Tuesday, 25 September 2007

A Long and Winding Road?


“Feeling validated. Feeling...visible.” Just the words of one blogger explaining what makes her write.

Is this a modern phenomenon, this lack of visibility? Does an invisible woman exist in that void when home, children, community, career or indeed any factor that defines us is removed or changed? Perhaps, back when the family was a more cohesive unit and the Global village didn’t exist, a woman had a more defined (limited) role. Whatever the cause, it’s not a comfortable place; this invisibility and like many, I started blogging hoping to find some missing dimension through writing. I put my loss of self down to the major moves of the last five years, new country, new hemisphere, new career, a whole new life. The challenges; homesickness, missing family, working in a highly competitive environment, struggling in a new society left me with a “me” I couldn’t recognize. So, in a fit of intense “navel gazing” I have started my own form of invisibility therapy, beginning with blogging, recording family history, and creating - whenever and whatever I can!

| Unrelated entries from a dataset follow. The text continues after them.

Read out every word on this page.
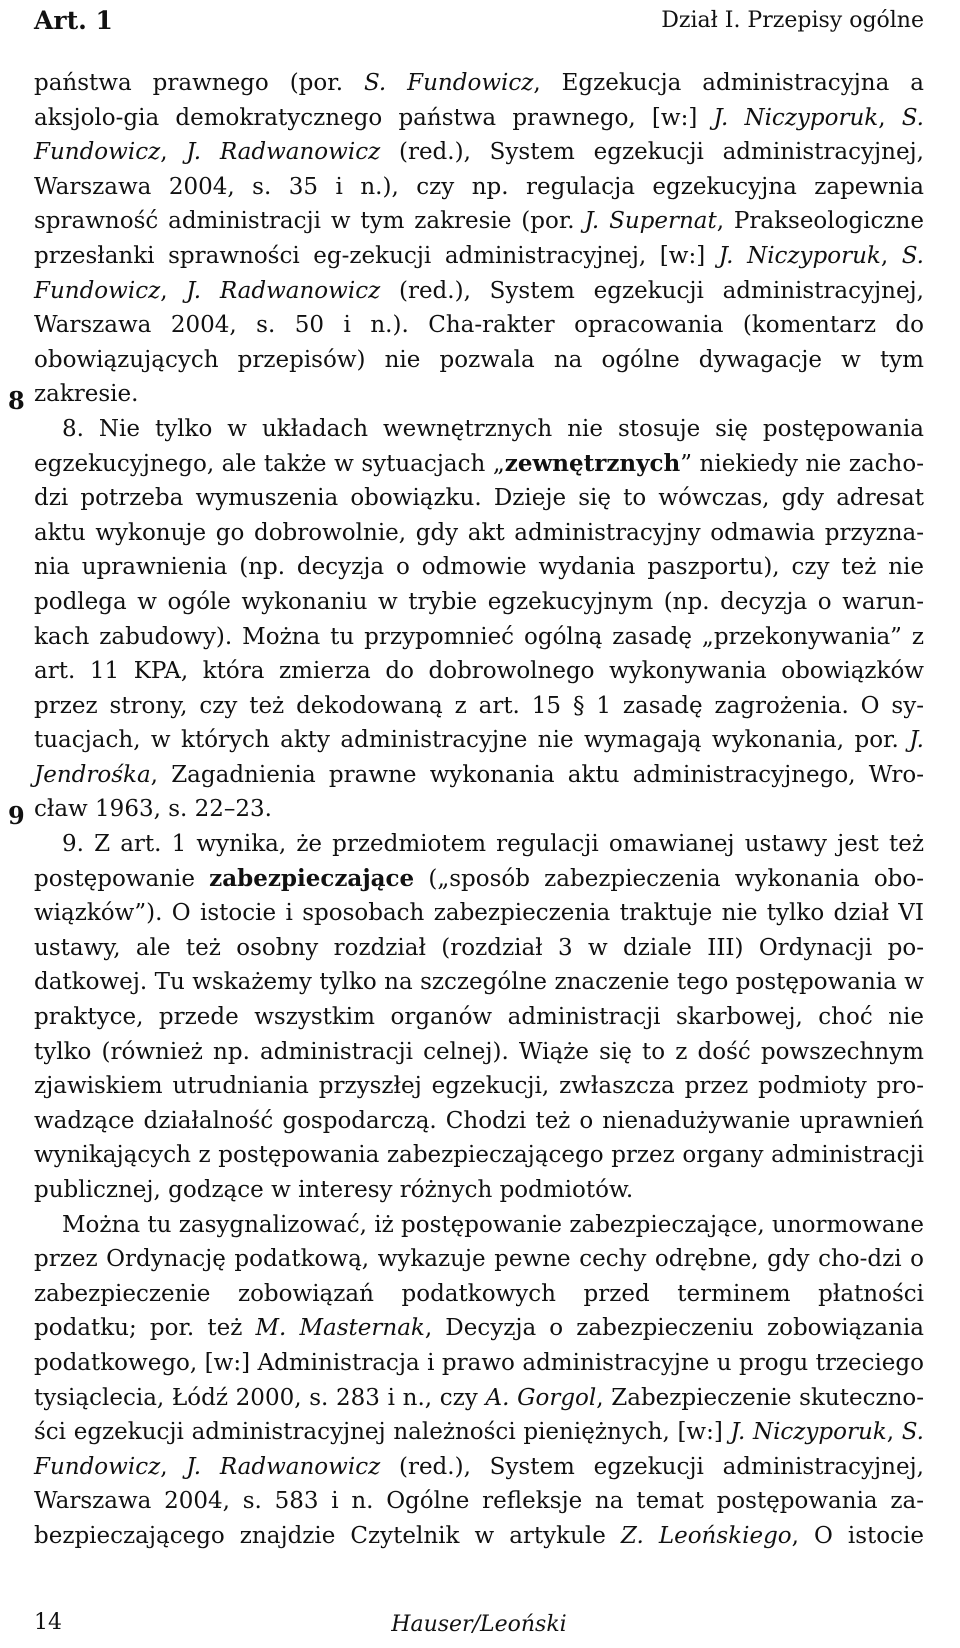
Art. 1	Dział I. Przepisy ogólne
8
9

państwa prawnego (por. S. Fundowicz, Egzekucja administracyjna a aksjolo-gia demokratycznego państwa prawnego, [w:] J. Niczyporuk, S. Fundowicz, J. Radwanowicz (red.), System egzekucji administracyjnej, Warszawa 2004, s. 35 i n.), czy np. regulacja egzekucyjna zapewnia sprawność administracji w tym zakresie (por. J. Supernat, Prakseologiczne przesłanki sprawności eg-zekucji administracyjnej, [w:] J. Niczyporuk, S. Fundowicz, J. Radwanowicz (red.), System egzekucji administracyjnej, Warszawa 2004, s. 50 i n.). Cha-rakter opracowania (komentarz do obowiązujących przepisów) nie pozwala na ogólne dywagacje w tym zakresie.

8. Nie tylko w układach wewnętrznych nie stosuje się postępowania egzekucyjnego, ale także w sytuacjach „zewnętrznych” niekiedy nie zacho-dzi potrzeba wymuszenia obowiązku. Dzieje się to wówczas, gdy adresat aktu wykonuje go dobrowolnie, gdy akt administracyjny odmawia przyzna-nia uprawnienia (np. decyzja o odmowie wydania paszportu), czy też nie podlega w ogóle wykonaniu w trybie egzekucyjnym (np. decyzja o warun-kach zabudowy). Można tu przypomnieć ogólną zasadę „przekonywania” z art. 11 KPA, która zmierza do dobrowolnego wykonywania obowiązków przez strony, czy też dekodowaną z art. 15 § 1 zasadę zagrożenia. O sy-tuacjach, w których akty administracyjne nie wymagają wykonania, por. J. Jendrośka, Zagadnienia prawne wykonania aktu administracyjnego, Wro-cław 1963, s. 22–23.

9. Z art. 1 wynika, że przedmiotem regulacji omawianej ustawy jest też postępowanie zabezpieczające („sposób zabezpieczenia wykonania obo-wiązków”). O istocie i sposobach zabezpieczenia traktuje nie tylko dział VI ustawy, ale też osobny rozdział (rozdział 3 w dziale III) Ordynacji po-datkowej. Tu wskażemy tylko na szczególne znaczenie tego postępowania w praktyce, przede wszystkim organów administracji skarbowej, choć nie tylko (również np. administracji celnej). Wiąże się to z dość powszechnym zjawiskiem utrudniania przyszłej egzekucji, zwłaszcza przez podmioty pro-wadzące działalność gospodarczą. Chodzi też o nienadużywanie uprawnień wynikających z postępowania zabezpieczającego przez organy administracji publicznej, godzące w interesy różnych podmiotów.

Można tu zasygnalizować, iż postępowanie zabezpieczające, unormowane przez Ordynację podatkową, wykazuje pewne cechy odrębne, gdy cho-dzi o zabezpieczenie zobowiązań podatkowych przed terminem płatności podatku; por. też M. Masternak, Decyzja o zabezpieczeniu zobowiązania podatkowego, [w:] Administracja i prawo administracyjne u progu trzeciego tysiąclecia, Łódź 2000, s. 283 i n., czy A. Gorgol, Zabezpieczenie skuteczno-ści egzekucji administracyjnej należności pieniężnych, [w:] J. Niczyporuk, S. Fundowicz, J. Radwanowicz (red.), System egzekucji administracyjnej, Warszawa 2004, s. 583 i n. Ogólne refleksje na temat postępowania za-bezpieczającego znajdzie Czytelnik w artykule Z. Leońskiego, O istocie

14	Hauser/Leoński
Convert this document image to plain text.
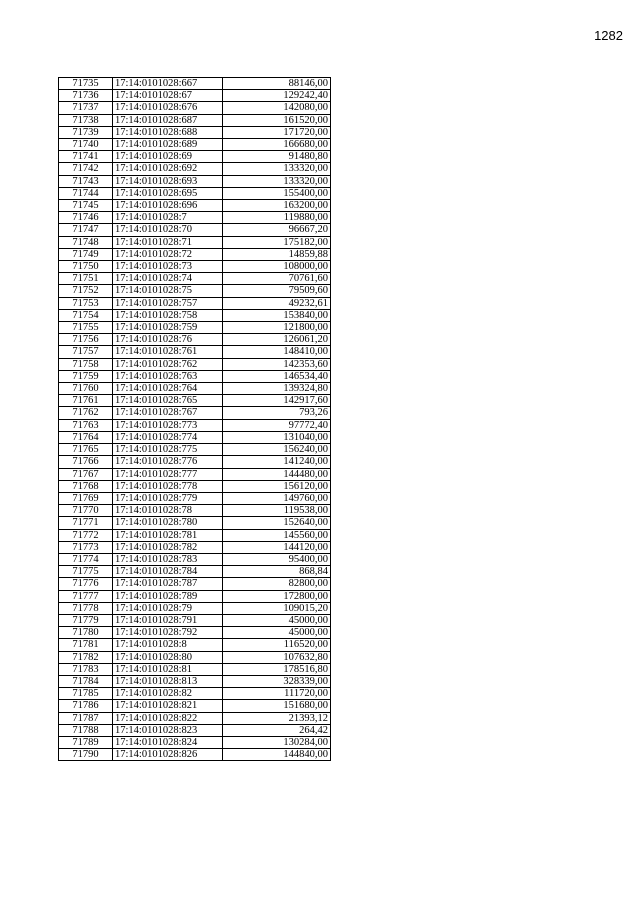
1282
71735	17:14:0101028:667	88146,00
71736	17:14:0101028:67	129242,40
71737	17:14:0101028:676	142080,00
71738	17:14:0101028:687	161520,00
71739	17:14:0101028:688	171720,00
71740	17:14:0101028:689	166680,00
71741	17:14:0101028:69	91480,80
71742	17:14:0101028:692	133320,00
71743	17:14:0101028:693	133320,00
71744	17:14:0101028:695	155400,00
71745	17:14:0101028:696	163200,00
71746	17:14:0101028:7	119880,00
71747	17:14:0101028:70	96667,20
71748	17:14:0101028:71	175182,00
71749	17:14:0101028:72	14859,88
71750	17:14:0101028:73	108000,00
71751	17:14:0101028:74	70761,60
71752	17:14:0101028:75	79509,60
71753	17:14:0101028:757	49232,61
71754	17:14:0101028:758	153840,00
71755	17:14:0101028:759	121800,00
71756	17:14:0101028:76	126061,20
71757	17:14:0101028:761	148410,00
71758	17:14:0101028:762	142353,60
71759	17:14:0101028:763	146534,40
71760	17:14:0101028:764	139324,80
71761	17:14:0101028:765	142917,60
71762	17:14:0101028:767	793,26
71763	17:14:0101028:773	97772,40
71764	17:14:0101028:774	131040,00
71765	17:14:0101028:775	156240,00
71766	17:14:0101028:776	141240,00
71767	17:14:0101028:777	144480,00
71768	17:14:0101028:778	156120,00
71769	17:14:0101028:779	149760,00
71770	17:14:0101028:78	119538,00
71771	17:14:0101028:780	152640,00
71772	17:14:0101028:781	145560,00
71773	17:14:0101028:782	144120,00
71774	17:14:0101028:783	95400,00
71775	17:14:0101028:784	868,84
71776	17:14:0101028:787	82800,00
71777	17:14:0101028:789	172800,00
71778	17:14:0101028:79	109015,20
71779	17:14:0101028:791	45000,00
71780	17:14:0101028:792	45000,00
71781	17:14:0101028:8	116520,00
71782	17:14:0101028:80	107632,80
71783	17:14:0101028:81	178516,80
71784	17:14:0101028:813	328339,00
71785	17:14:0101028:82	111720,00
71786	17:14:0101028:821	151680,00
71787	17:14:0101028:822	21393,12
71788	17:14:0101028:823	264,42
71789	17:14:0101028:824	130284,00
71790	17:14:0101028:826	144840,00
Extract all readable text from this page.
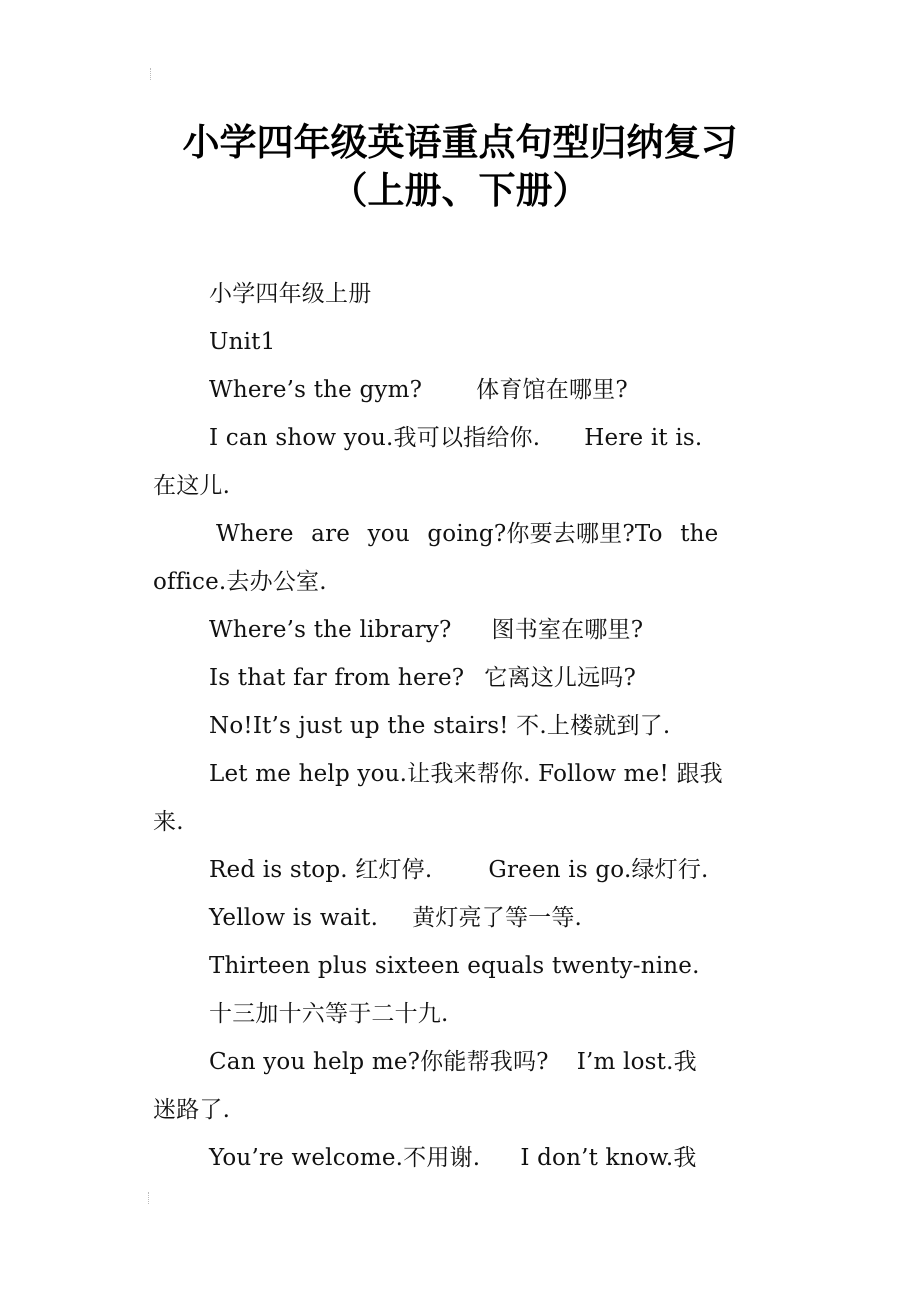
小学四年级英语重点句型归纳复习
（上册、下册）
小学四年级上册
Unit1
Where’s the gym? 体育馆在哪里?
I can show you.我可以指给你. Here it is.
在这儿.
Where are you going?你要去哪里?To the
office.去办公室.
Where’s the library? 图书室在哪里?
Is that far from here? 它离这儿远吗?
No!It’s just up the stairs! 不.上楼就到了.
Let me help you.让我来帮你. Follow me! 跟我
来.
Red is stop. 红灯停. Green is go.绿灯行.
Yellow is wait. 黄灯亮了等一等.
Thirteen plus sixteen equals twenty-nine.
十三加十六等于二十九.
Can you help me?你能帮我吗? I’m lost.我
迷路了.
You’re welcome.不用谢. I don’t know.我
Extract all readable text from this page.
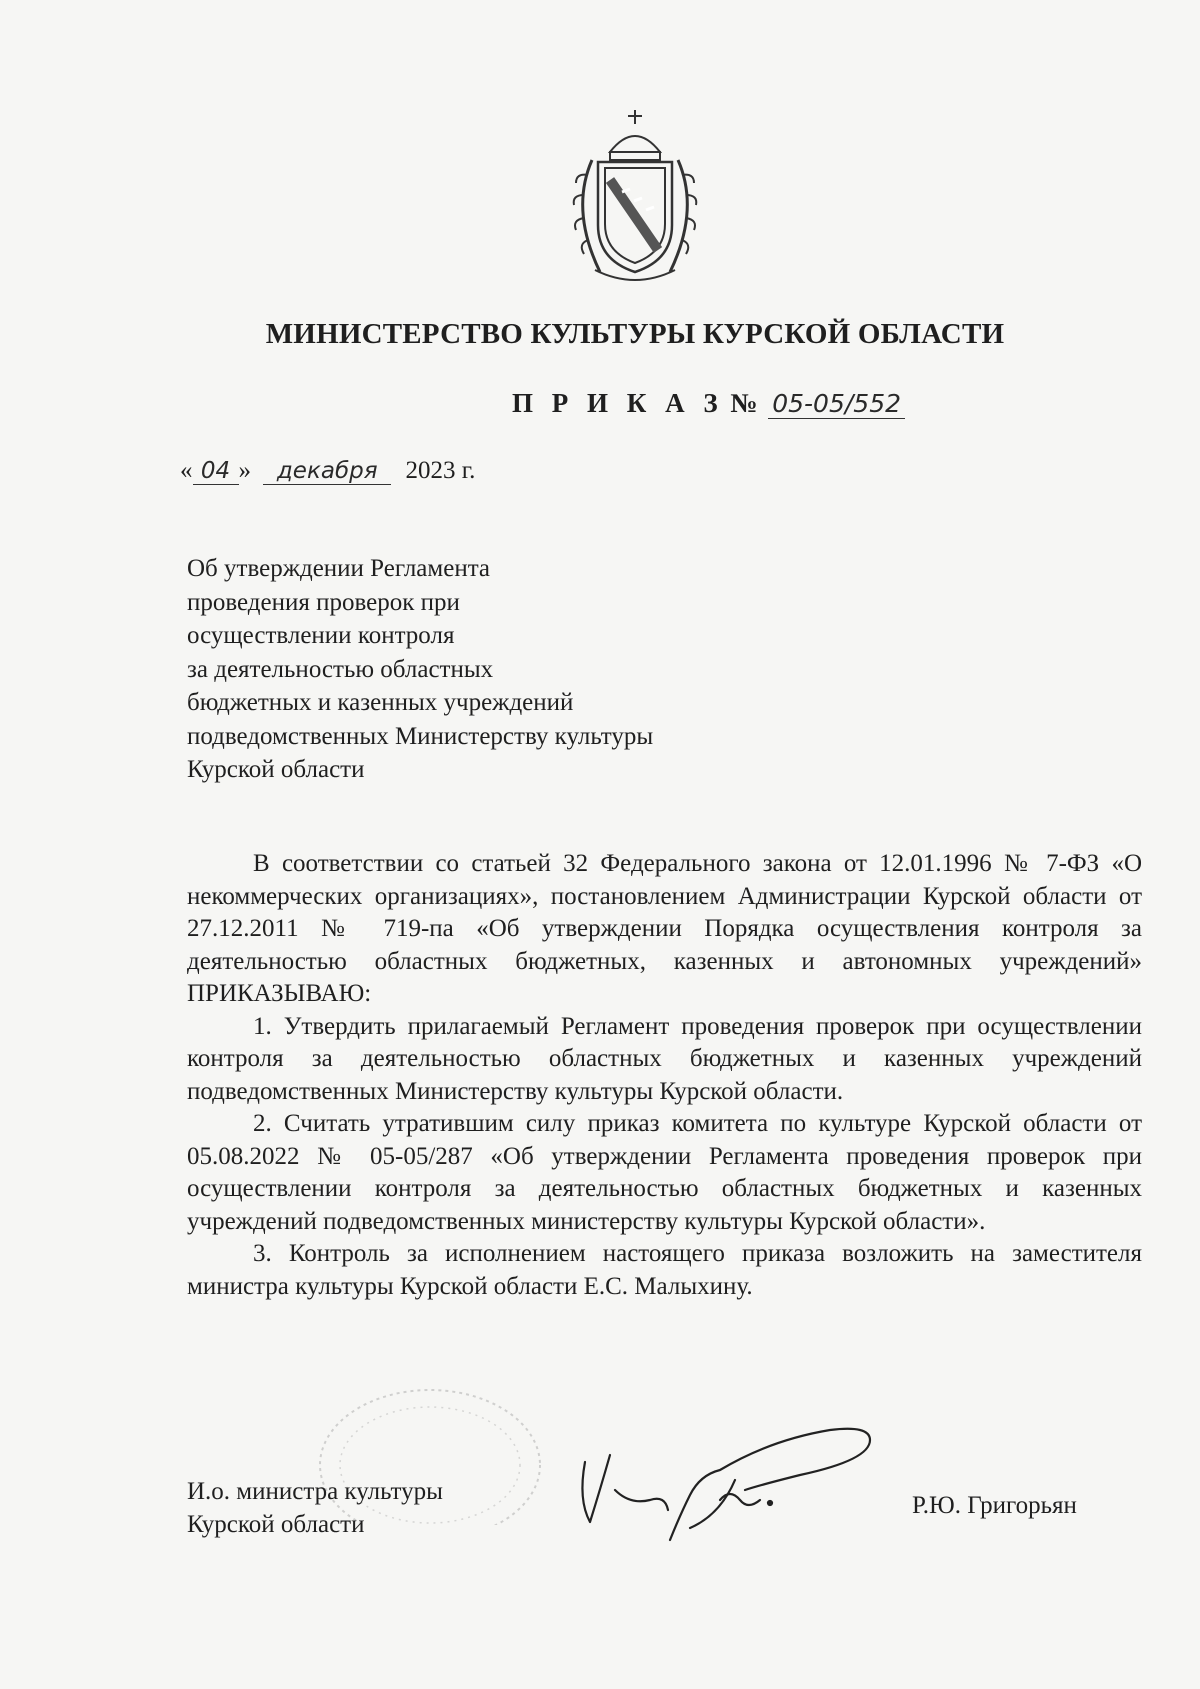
МИНИСТЕРСТВО КУЛЬТУРЫ КУРСКОЙ ОБЛАСТИ
П Р И К А З № 05-05/552
« 04 » декабря 2023 г.
Об утверждении Регламента
проведения проверок при
осуществлении контроля
за деятельностью областных
бюджетных и казенных учреждений
подведомственных Министерству культуры
Курской области

В соответствии со статьей 32 Федерального закона от 12.01.1996 № 7-ФЗ «О некоммерческих организациях», постановлением Администрации Курской области от 27.12.2011 № 719-па «Об утверждении Порядка осуществления контроля за деятельностью областных бюджетных, казенных и автономных учреждений» ПРИКАЗЫВАЮ:

1. Утвердить прилагаемый Регламент проведения проверок при осуществлении контроля за деятельностью областных бюджетных и казенных учреждений подведомственных Министерству культуры Курской области.

2. Считать утратившим силу приказ комитета по культуре Курской области от 05.08.2022 № 05-05/287 «Об утверждении Регламента проведения проверок при осуществлении контроля за деятельностью областных бюджетных и казенных учреждений подведомственных министерству культуры Курской области».

3. Контроль за исполнением настоящего приказа возложить на заместителя министра культуры Курской области Е.С. Малыхину.

И.о. министра культуры
Курской области
Р.Ю. Григорьян
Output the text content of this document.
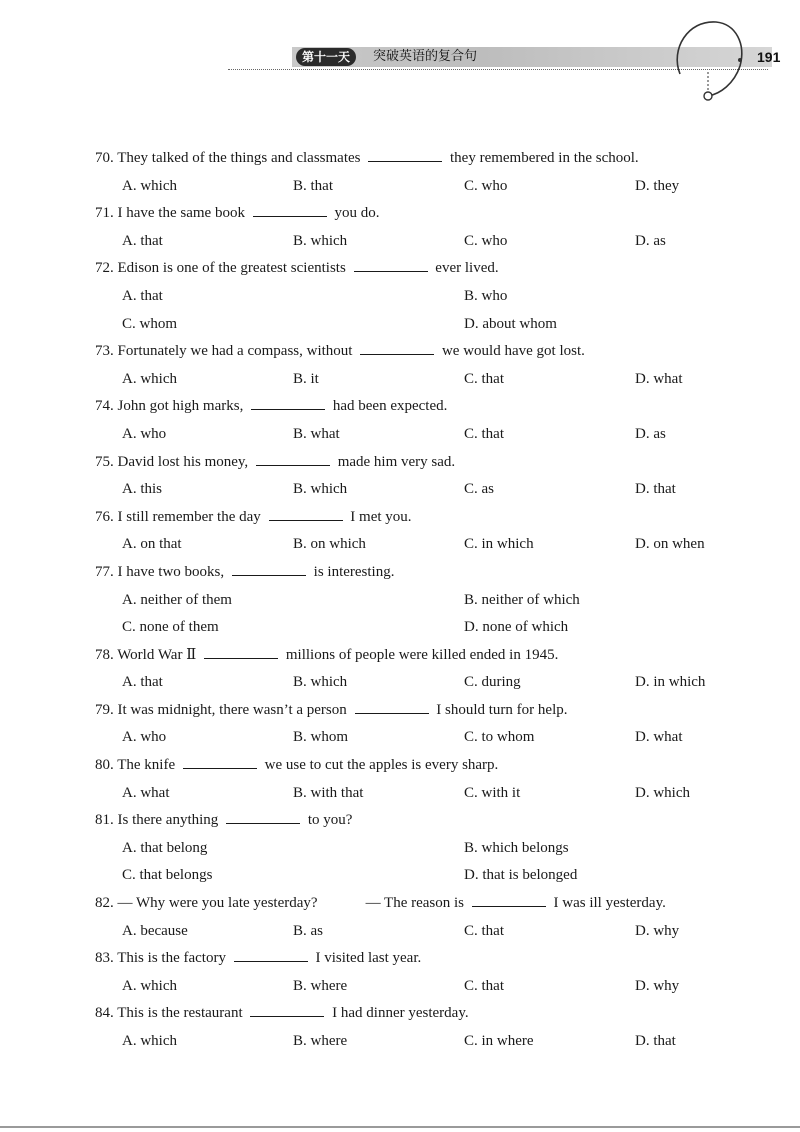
第十一天	突破英语的复合句	191
70. They talked of the things and classmates	they remembered in the school.
A. which	B. that	C. who	D. they
71. I have the same book	you do.
A. that	B. which	C. who	D. as
72. Edison is one of the greatest scientists	ever lived.
A. that	B. who
C. whom	D. about whom
73. Fortunately we had a compass, without	we would have got lost.
A. which	B. it	C. that	D. what
74. John got high marks,	had been expected.
A. who	B. what	C. that	D. as
75. David lost his money,	made him very sad.
A. this	B. which	C. as	D. that
76. I still remember the day	I met you.
A. on that	B. on which	C. in which	D. on when
77. I have two books,	is interesting.
A. neither of them	B. neither of which
C. none of them	D. none of which
78. World War Ⅱ	millions of people were killed ended in 1945.
A. that	B. which	C. during	D. in which
79. It was midnight, there wasn’t a person	I should turn for help.
A. who	B. whom	C. to whom	D. what
80. The knife	we use to cut the apples is every sharp.
A. what	B. with that	C. with it	D. which
81. Is there anything	to you?
A. that belong	B. which belongs
C. that belongs	D. that is belonged
82. — Why were you late yesterday?	— The reason is	I was ill yesterday.
A. because	B. as	C. that	D. why
83. This is the factory	I visited last year.
A. which	B. where	C. that	D. why
84. This is the restaurant	I had dinner yesterday.
A. which	B. where	C. in where	D. that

It all started the dreadful day I realised I wasn't twenty-seven anymore and no, it’s no joke…
I literally woke one morning and looked in the mirror and didn't recognise the face looking back at me! I, who had never ever thought about aging, shrugged off birthdays, laughed when I turned forty and ignored any outward signs of impending middle age. That sudden realisation that I was actually getting older was a huge and scary shock, the impact of which still amazes me! The real me was gone and who was this imposter? And over the following weeks and months it dawned on me that all I needed to do was find the missing me...who was I? Who had I become...while my life rushed by?

While all this selfish introspection was going on, I started having these nagging doubts about the fate of our family history, its origins and traditions? With the family home gone and everyone dispersed to different countries, would these just be lost; in this struggle to make a way through to our old age, who would be the keepers of the family history? With no oral tradition preserving the story of our ancestors how would our grandchildren ever know? Would they care?

M’s family, having lived in one country for three hundred years and in the same home for nearly a hundred years, had a relatively large bank of family history on which to draw. Now the family home is gone and the remaining members scattered far and wide. My family, by comparison had a fairly nomadic existence and any history lived only in the memories of the older members; now there is only one cousin left and he is in his nineties. So I’m going along this road picking up the threads and as I go, I’ll try to weave together all the bits I can. Because the more scattered and dispersed we are, the more I crave the history of my origins… by digging around the past will I find some clues to what or who I have become? Perhaps, like me, one of my descendents will look for their past in a effort to understand their present and find as much of the story that I can piece together, recorded here. Is this just me? Do others feel the same way about their “roots”?